A hands-on intro to prompt engineering. Learn the four levers (role, format, examples, constraints) and watch a vague prompt turn into a reliable one.

On this page

Prompt Engineering Basics: From "Help Me" to Working Prompts

By the end of this post you'll know the four levers that turn vague LLM prompts into reliable ones, and you'll have run a side-by-side comparison showing how each lever changes output quality. The whole thing takes about twenty minutes and any LLM API will do — examples here use OpenAI, but the patterns transfer.

What prompt engineering actually is #

Less mysterious than it sounds. A "prompt" is the text you send to an LLM. "Engineering" the prompt means structuring that text so the model produces the answer you want, consistently, even on inputs you haven't tested.

The bad version of prompt engineering is rearranging adjectives and adding superlatives ("respond like an EXPERT", "you MUST be detailed"). Modern models ignore most of that.
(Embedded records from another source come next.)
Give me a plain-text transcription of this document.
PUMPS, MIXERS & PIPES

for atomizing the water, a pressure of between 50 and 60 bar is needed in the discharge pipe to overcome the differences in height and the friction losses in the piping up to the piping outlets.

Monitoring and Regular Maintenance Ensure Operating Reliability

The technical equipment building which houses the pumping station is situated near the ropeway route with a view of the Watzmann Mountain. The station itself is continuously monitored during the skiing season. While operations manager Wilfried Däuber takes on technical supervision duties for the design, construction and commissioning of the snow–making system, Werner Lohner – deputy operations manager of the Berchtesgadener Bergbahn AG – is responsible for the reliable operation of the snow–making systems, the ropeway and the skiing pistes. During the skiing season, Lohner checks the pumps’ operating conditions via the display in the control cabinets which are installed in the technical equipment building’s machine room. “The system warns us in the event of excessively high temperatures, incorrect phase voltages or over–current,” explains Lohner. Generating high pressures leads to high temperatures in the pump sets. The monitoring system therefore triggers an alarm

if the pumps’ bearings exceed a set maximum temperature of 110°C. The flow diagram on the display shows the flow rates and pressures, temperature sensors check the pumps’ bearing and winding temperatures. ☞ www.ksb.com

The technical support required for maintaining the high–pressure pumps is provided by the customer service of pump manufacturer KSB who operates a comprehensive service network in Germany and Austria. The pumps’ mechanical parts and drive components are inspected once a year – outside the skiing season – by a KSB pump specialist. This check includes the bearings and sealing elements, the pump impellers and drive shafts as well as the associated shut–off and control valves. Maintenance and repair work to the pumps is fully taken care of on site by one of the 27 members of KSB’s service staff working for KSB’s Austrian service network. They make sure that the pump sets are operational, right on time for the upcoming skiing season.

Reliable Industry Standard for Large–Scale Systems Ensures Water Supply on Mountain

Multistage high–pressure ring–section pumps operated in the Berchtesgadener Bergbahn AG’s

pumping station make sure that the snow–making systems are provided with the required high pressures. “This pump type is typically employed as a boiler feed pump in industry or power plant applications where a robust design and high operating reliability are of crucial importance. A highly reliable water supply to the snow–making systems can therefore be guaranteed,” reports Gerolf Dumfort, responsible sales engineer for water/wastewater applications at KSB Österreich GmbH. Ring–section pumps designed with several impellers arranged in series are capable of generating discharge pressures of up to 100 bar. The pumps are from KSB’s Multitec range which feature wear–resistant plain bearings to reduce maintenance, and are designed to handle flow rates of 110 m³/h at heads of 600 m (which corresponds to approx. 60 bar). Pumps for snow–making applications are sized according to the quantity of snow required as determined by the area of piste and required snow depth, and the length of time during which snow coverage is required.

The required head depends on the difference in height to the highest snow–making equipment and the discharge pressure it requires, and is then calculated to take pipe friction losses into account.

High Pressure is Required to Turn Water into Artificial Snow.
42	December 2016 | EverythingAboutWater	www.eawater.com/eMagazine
The good version uses four levers, in order of impact:

Role and goal — tell the model what task it's doing, in one sentence
Output format — tell it the exact shape you want back, with an example
Few-shot examples — show 2–3 input/output pairs for tasks where the shape is hard to describe
Constraints — explicit rules ("only use the categories below", "respond with N or fewer words")

We'll walk through each by transforming a deliberately bad prompt into a good one.

Step 1: Setup #

bash.bash

pip install openai
export OPENAI_API_KEY="sk-..."

Save this as prompt_demo.py:

python.python

import openai
client = openai.OpenAI()

def ask(prompt: str, system: str | None = None) -> str:
    messages = []
    if system:
        messages.append({"role": "system", "content": system})
    messages.append({"role": "user", "content": prompt})
    resp = client.chat.completions.create(
        model="gpt-4o-mini",
        messages=messages,
        temperature=0,
    )
    return resp.choices[0].message.content

We use temperature=0 so output is deterministic — the same prompt gives the same answer. That makes side-by-side comparisons meaningful.

The bad prompt #

Our running example: classify customer support tickets into one of four categories. Bad version first:

python.python

ticket = "My credit card was charged twice yesterday for the same order. Please refund the duplicate charge."
print(ask(f"What category is this ticket? {ticket}"))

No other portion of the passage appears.